I have two methods (in C#):
List<Pizza> CookPizza(List<Order>);
List<HappyCustomers> DeliverPizza(List<Pizza>);
These operations have no common objects (aside from the pizzas that are passed from one to the other), and are thread-safe. They each take several seconds to execute and they each use different resources (oven vs car). As such, I want to run them at the same time.
How do I organize the threading with these constraints:
I know all of the Orders at the start (say, I have 100,000 of them). An Order can consist of multiple Pizzas and I don't know how many Pizzas are in any Order until after those Pizzas are cooked. (wierd I know). Generally an Order has 1 Pizza, but there can be as many as 10.
The number of active Pizzas should not generally exceed 100. This includes Pizzas freshly cooked and Pizzas being delivered.
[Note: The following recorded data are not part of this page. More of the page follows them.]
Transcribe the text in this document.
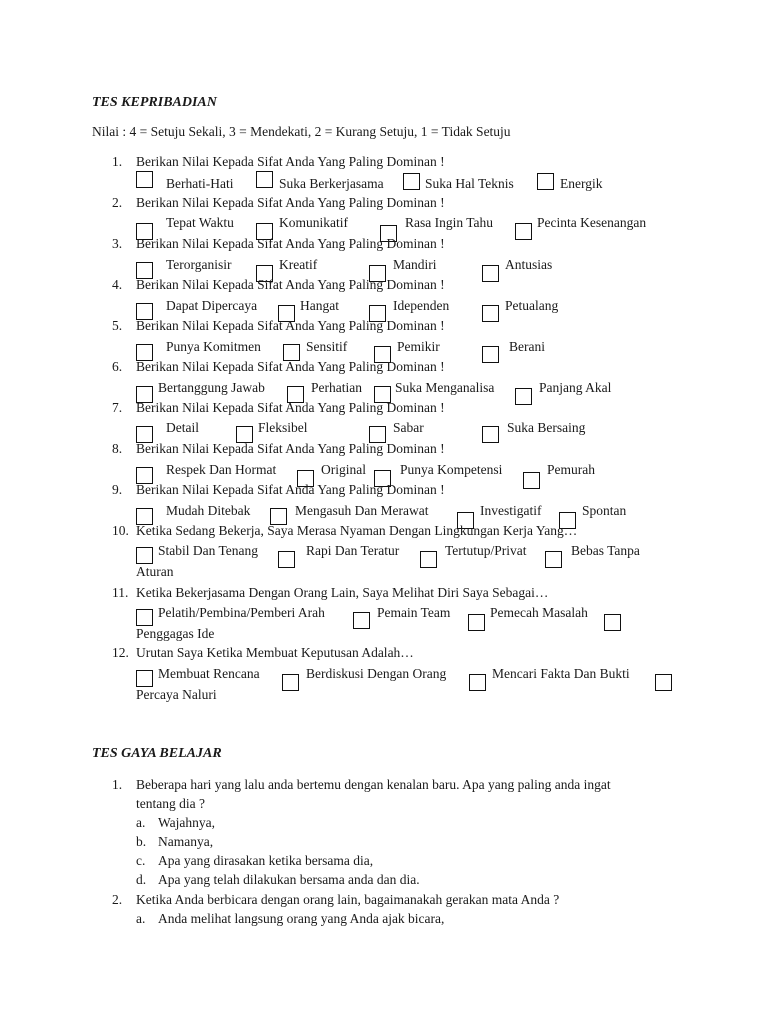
TES KEPRIBADIAN
Nilai : 4 = Setuju Sekali, 3 = Mendekati, 2 = Kurang Setuju, 1 = Tidak Setuju
1. Berikan Nilai Kepada Sifat Anda Yang Paling Dominan !
Berhati-Hati	Suka Berkerjasama	Suka Hal Teknis	Energik
2. Berikan Nilai Kepada Sifat Anda Yang Paling Dominan !
Tepat Waktu	Komunikatif	Rasa Ingin Tahu	Pecinta Kesenangan
3. Berikan Nilai Kepada Sifat Anda Yang Paling Dominan !
Terorganisir	Kreatif	Mandiri	Antusias
4. Berikan Nilai Kepada Sifat Anda Yang Paling Dominan !
Dapat Dipercaya	Hangat	Idependen	Petualang
5. Berikan Nilai Kepada Sifat Anda Yang Paling Dominan !
Punya Komitmen	Sensitif	Pemikir	Berani
6. Berikan Nilai Kepada Sifat Anda Yang Paling Dominan !
Bertanggung Jawab	Perhatian Suka Menganalisa	Panjang Akal
7. Berikan Nilai Kepada Sifat Anda Yang Paling Dominan !
Detail	Fleksibel	Sabar	Suka Bersaing
8. Berikan Nilai Kepada Sifat Anda Yang Paling Dominan !
Respek Dan Hormat	Original	Punya Kompetensi	Pemurah
9. Berikan Nilai Kepada Sifat Anda Yang Paling Dominan !
Mudah Ditebak	Mengasuh Dan Merawat	Investigatif	Spontan
10. Ketika Sedang Bekerja, Saya Merasa Nyaman Dengan Lingkungan Kerja Yang…
Stabil Dan Tenang	Rapi Dan Teratur	Tertutup/Privat	Bebas Tanpa
Aturan
11. Ketika Bekerjasama Dengan Orang Lain, Saya Melihat Diri Saya Sebagai…
Pelatih/Pembina/Pemberi Arah	Pemain Team	Pemecah Masalah
Penggagas Ide
12. Urutan Saya Ketika Membuat Keputusan Adalah…
Membuat Rencana	Berdiskusi Dengan Orang	Mencari Fakta Dan Bukti
Percaya Naluri
TES GAYA BELAJAR
1. Beberapa hari yang lalu anda bertemu dengan kenalan baru. Apa yang paling anda ingat
tentang dia ?
a. Wajahnya,
b. Namanya,
c. Apa yang dirasakan ketika bersama dia,
d. Apa yang telah dilakukan bersama anda dan dia.
2. Ketika Anda berbicara dengan orang lain, bagaimanakah gerakan mata Anda ?
a. Anda melihat langsung orang yang Anda ajak bicara,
This is a soft limit, so I can exceed it some (for example, when a big Order was cooked). The hard limit is probably closer to 500.
Both of the operations are more efficient when they are given a lot of work. Generally, CookPizza is most efficient when given at least 20 Orders. Deliver Pizza is most efficient when given at least 50 Pizzas. That is to say, I will see performance degrade if I give fewer items to those methods than those amounts. It's fine to use fewer items if that's all that is left.
The main issue I'm stuggling with is how the methods may need to wait on each other.
I 'd approach this problem using an event-based model to begin with.
Let's say we have a PizzaDispatcher
object which is given the orders. The dispatcher begins calling CookPizza
with a set number of orders from the initial empty state. When pizzas are cooked the CookPizza
function notifies the dispatcher that a pizza has been cooked (perhaps by a callback that you provide as a parameter). When a pizza is delivered the DeliverPizza
function does the same.
The PizzaDispatcher
would now have enough information to decide when and how many pizzas should be turned in for cooking or for delivery based on the number of cooked pizzas and outstanding deliveries.
This can be refactored to using events instead of callbacks etc, but I 'm posting it for the idea, not the specifics of the implementation.